Il Cairo

All’indomani della caduta del presidente Mubarak, nel gennaio 2011, la fotografa Elena Perlino ha ritratto Il Cairo, raccontando una metropoli fatta di contrasti, tra bellezza e decadenza.

Elena Perlino, Cairo
Per Elena Perlino, classe ’72, emigrata da due anni a Parigi, è fondamentale che il protagonista dello scatto accetti la presenza della macchina fotografica. Una filosofia e un modo di lavorare che sposa in ogni suo reportage, ed è forse anche per questo che si fa notare. “Dovete stare così vicino ai vostri soggetti fotografici, da sentire l’odore delle loro ascelle”. Era il consiglio – che la fotografa ha fatto proprio – del fotogiornalista americano nato nella Repubblica Ceca membro fondatore dell’Agenzia VII Antonin Kratochvil, incontrato durante il workshop al TPW.

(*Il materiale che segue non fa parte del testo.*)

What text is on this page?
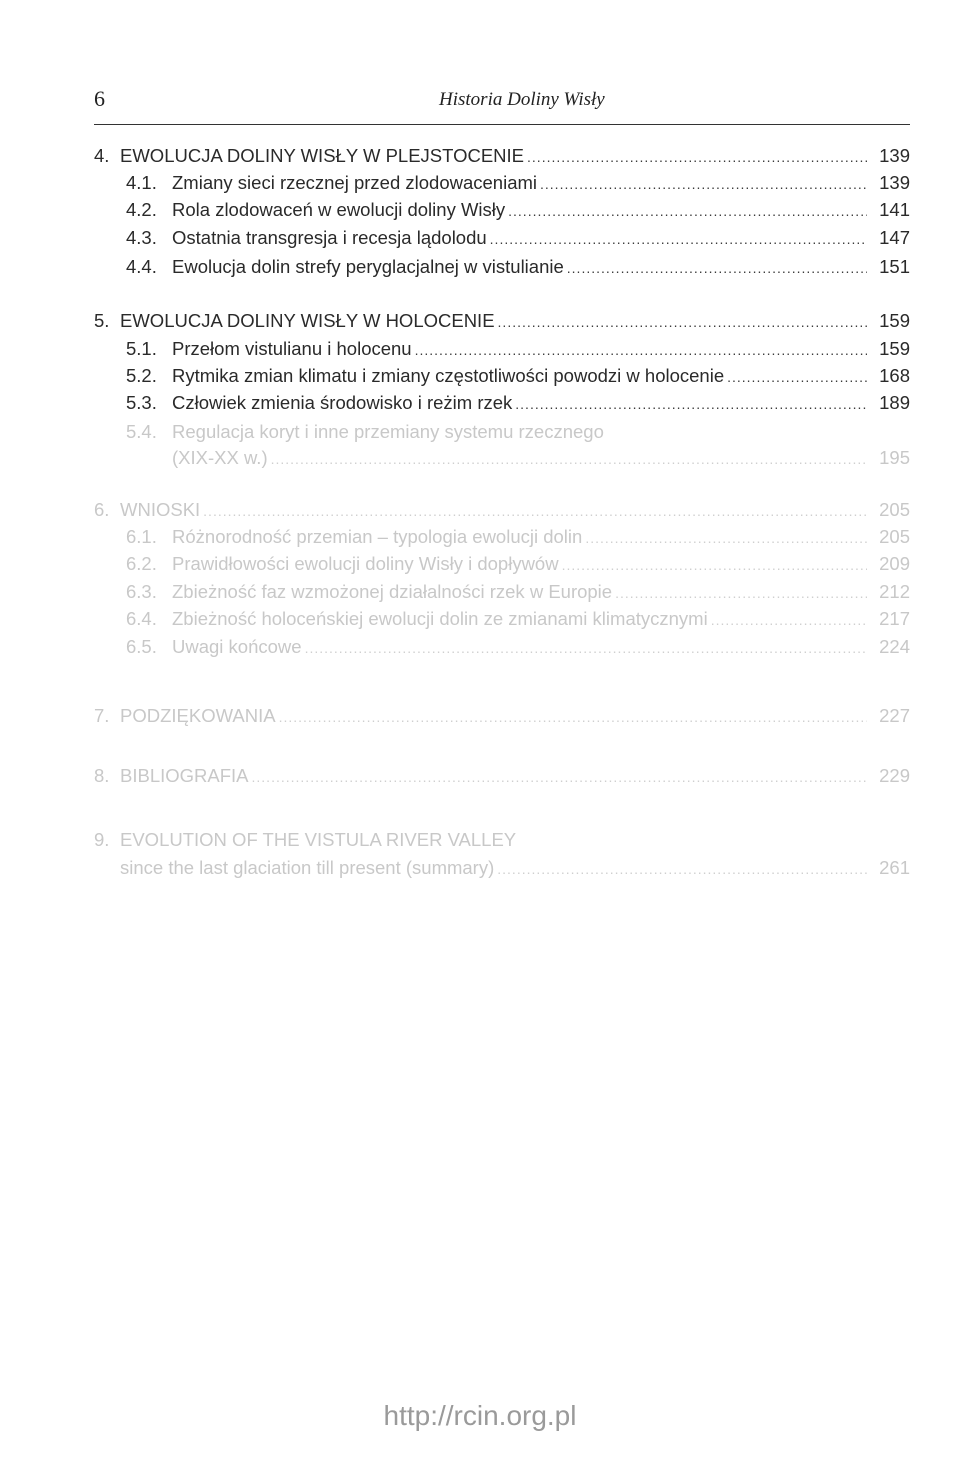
6	Historia Doliny Wisły
4. EWOLUCJA DOLINY WISŁY W PLEJSTOCENIE .....	139
4.1. Zmiany sieci rzecznej przed zlodowaceniami .....	139
4.2. Rola zlodowaceń w ewolucji doliny Wisły .....	141
4.3. Ostatnia transgresja i recesja lądolodu .....	147
4.4. Ewolucja dolin strefy peryglacjalnej w vistulianie .....	151
5. EWOLUCJA DOLINY WISŁY W HOLOCENIE .....	159
5.1. Przełom vistulianu i holocenu .....	159
5.2. Rytmika zmian klimatu i zmiany częstotliwości powodzi w holocenie .....	168
5.3. Człowiek zmienia środowisko i reżim rzek .....	189
5.4. Regulacja koryt i inne przemiany systemu rzecznego
(XIX-XX w.) .....	195
6. WNIOSKI .....	205
6.1. Różnorodność przemian – typologia ewolucji dolin .....	205
6.2. Prawidłowości ewolucji doliny Wisły i dopływów .....	209
6.3. Zbieżność faz wzmożonej działalności rzek w Europie .....	212
6.4. Zbieżność holoceńskiej ewolucji dolin ze zmianami klimatycznymi .....	217
6.5. Uwagi końcowe .....	224
7. PODZIĘKOWANIA .....	227
8. BIBLIOGRAFIA .....	229
9. EVOLUTION OF THE VISTULA RIVER VALLEY
since the last glaciation till present (summary) .....	261
http://rcin.org.pl
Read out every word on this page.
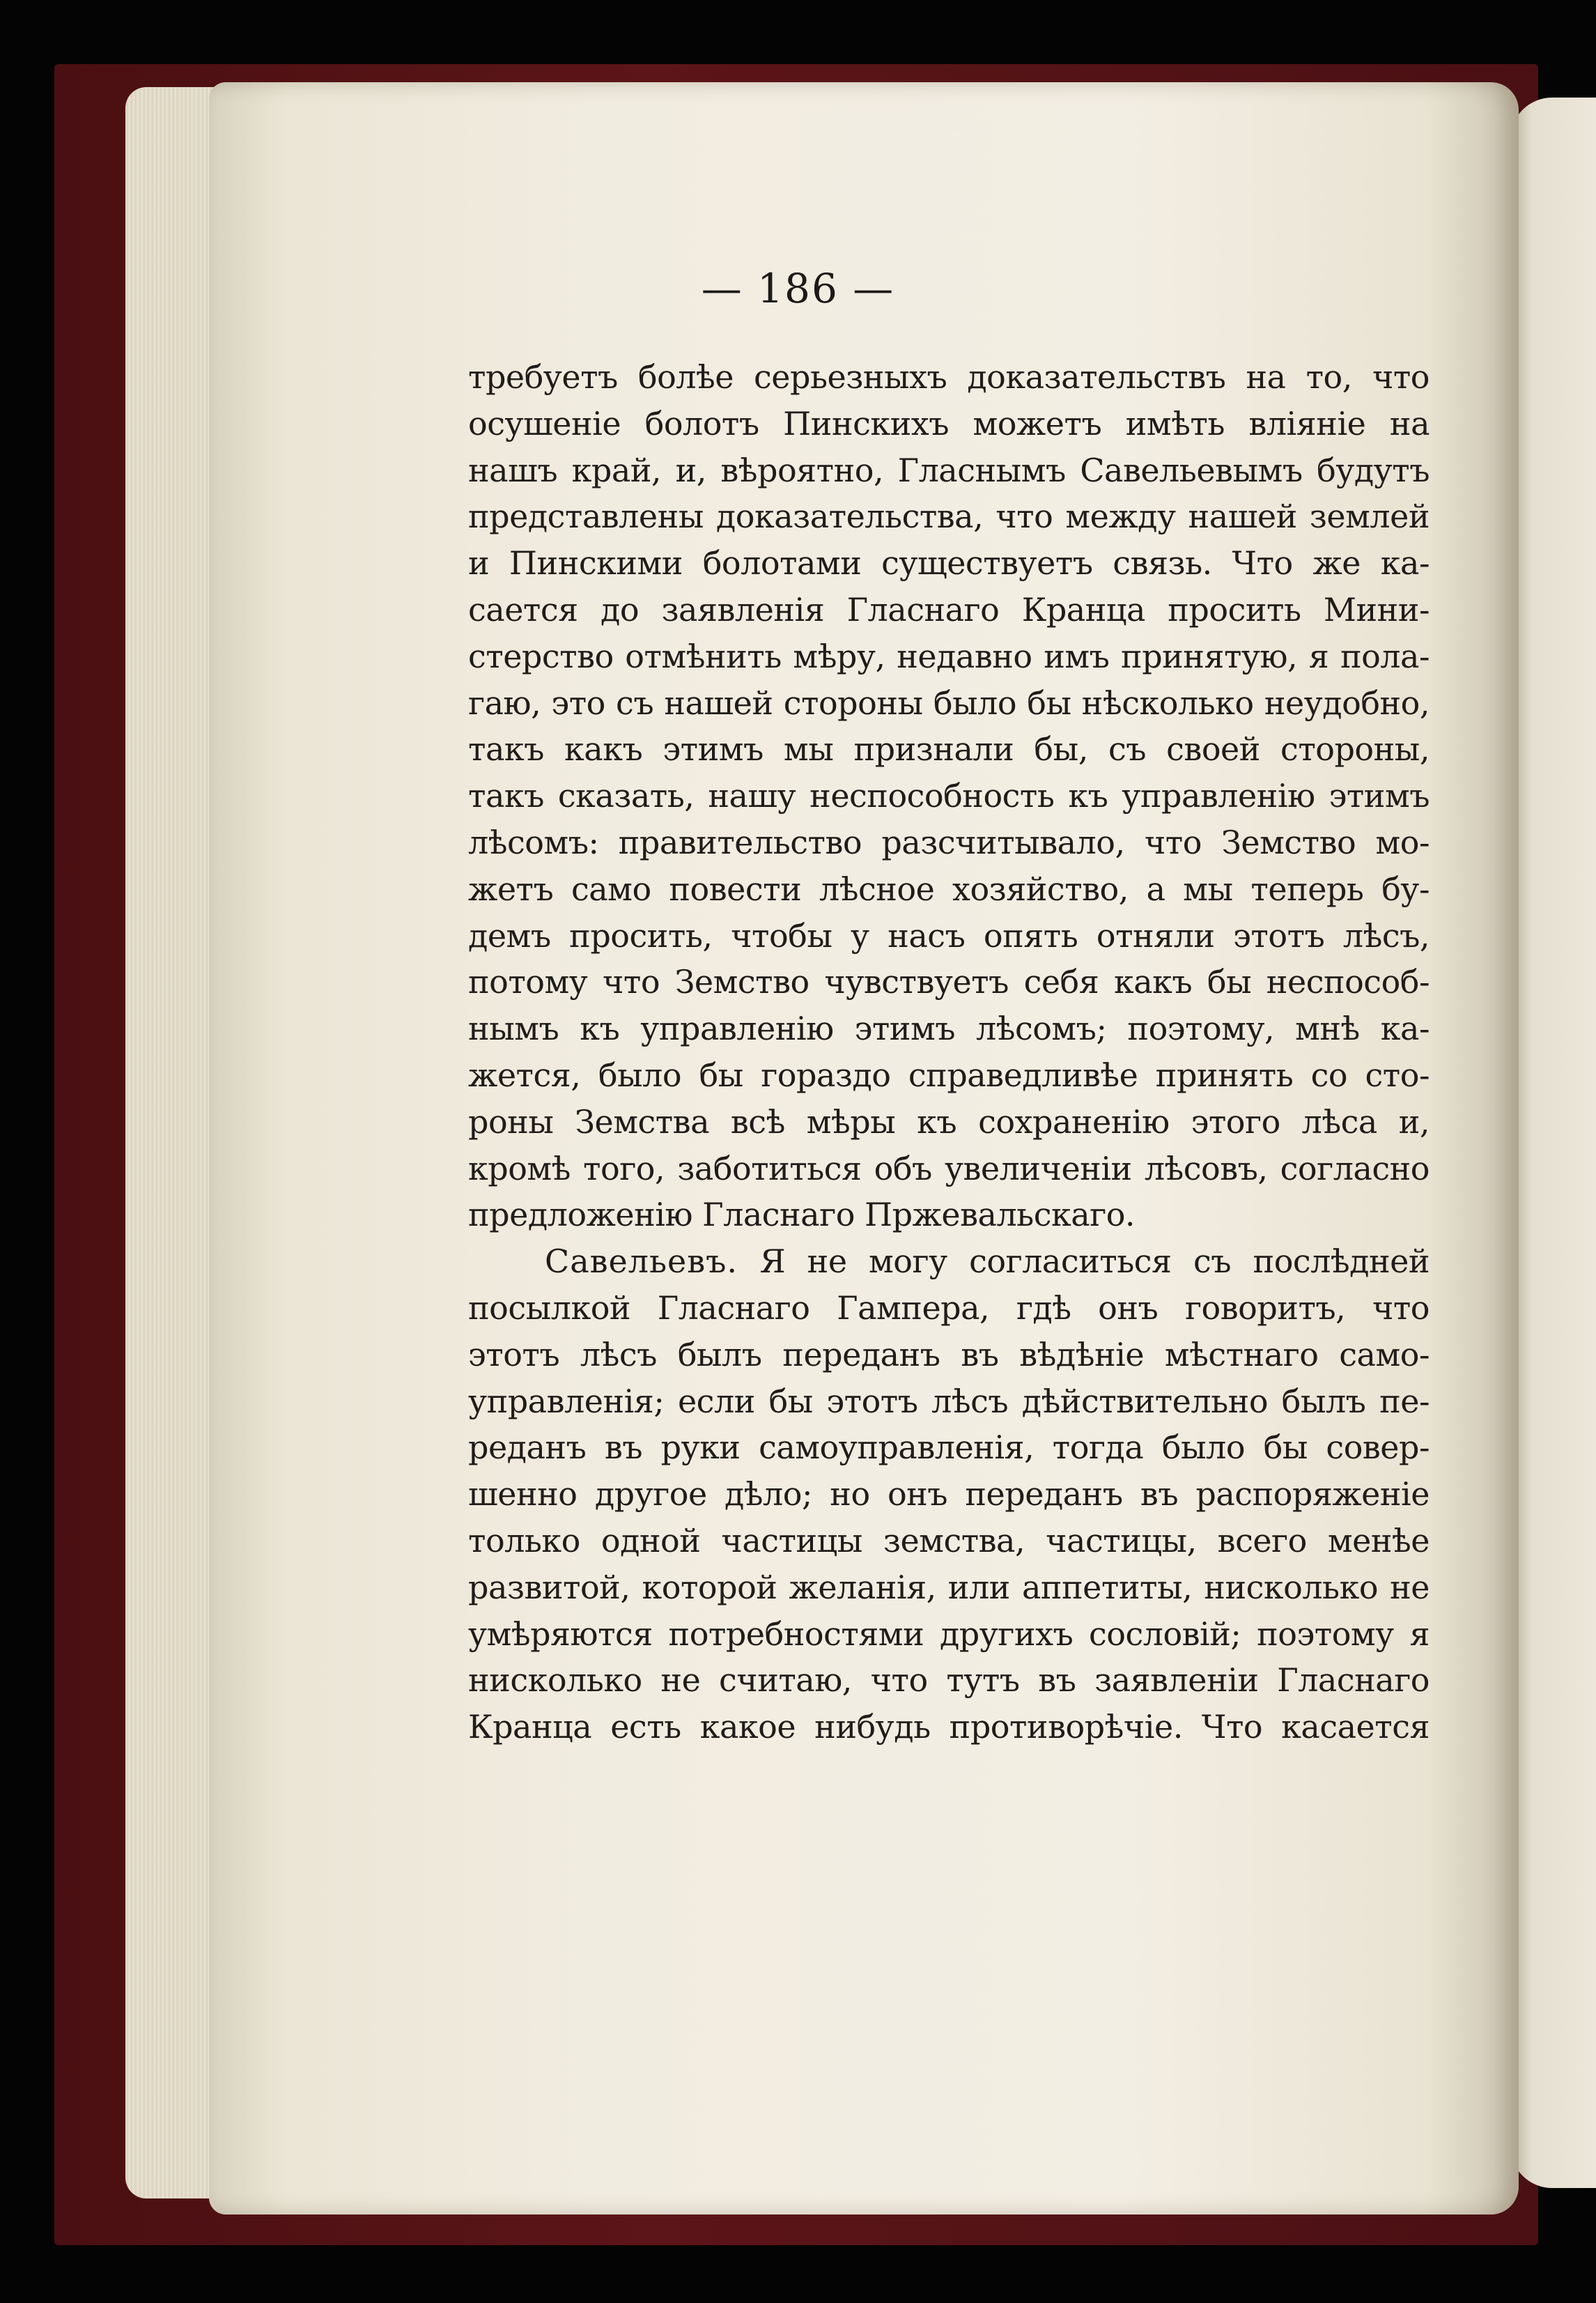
— 186 —
требуетъ болѣе серьезныхъ доказательствъ на то, что
осушеніе болотъ Пинскихъ можетъ имѣть вліяніе на
нашъ край, и, вѣроятно, Гласнымъ Савельевымъ будутъ
представлены доказательства, что между нашей землей
и Пинскими болотами существуетъ связь. Что же ка-
сается до заявленія Гласнаго Кранца просить Мини-
стерство отмѣнить мѣру, недавно имъ принятую, я пола-
гаю, это съ нашей стороны было бы нѣсколько неудобно,
такъ какъ этимъ мы признали бы, съ своей стороны,
такъ сказать, нашу неспособность къ управленію этимъ
лѣсомъ: правительство разсчитывало, что Земство мо-
жетъ само повести лѣсное хозяйство, а мы теперь бу-
демъ просить, чтобы у насъ опять отняли этотъ лѣсъ,
потому что Земство чувствуетъ себя какъ бы неспособ-
нымъ къ управленію этимъ лѣсомъ; поэтому, мнѣ ка-
жется, было бы гораздо справедливѣе принять со сто-
роны Земства всѣ мѣры къ сохраненію этого лѣса и,
кромѣ того, заботиться объ увеличеніи лѣсовъ, согласно
предложенію Гласнаго Пржевальскаго.
Савельевъ. Я не могу согласиться съ послѣдней
посылкой Гласнаго Гампера, гдѣ онъ говоритъ, что
этотъ лѣсъ былъ переданъ въ вѣдѣніе мѣстнаго само-
управленія; если бы этотъ лѣсъ дѣйствительно былъ пе-
реданъ въ руки самоуправленія, тогда было бы совер-
шенно другое дѣло; но онъ переданъ въ распоряженіе
только одной частицы земства, частицы, всего менѣе
развитой, которой желанія, или аппетиты, нисколько не
умѣряются потребностями другихъ сословій; поэтому я
нисколько не считаю, что тутъ въ заявленіи Гласнаго
Кранца есть какое нибудь противорѣчіе. Что касается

Selezionata per il Magnum Emergency Fund 2013, ha ricevuto, sempre nel 2013, il Prix Portfolio Ani, mentre nel 2006 ha vinto una borsa di studio dal Consiglio regionale Rhône-Alpes per un lavoro sulla prostituzione in Francia.

Nel 2003 è stata selezionata per partecipare al Reflexions Masterclass a Parigi, le sue immagini vengono esposte nel mondo: dal Lawndale Art Center a Houston, in Texas, ad Arles ai Rencontres Internationales de la Photographie, dal Festival Internazionale di Roma al PhotoEspaña di Madrid. Nel 2015 sarà a Gaspésie in Canada per esporre ai Rencontres Internationales de la Photographie.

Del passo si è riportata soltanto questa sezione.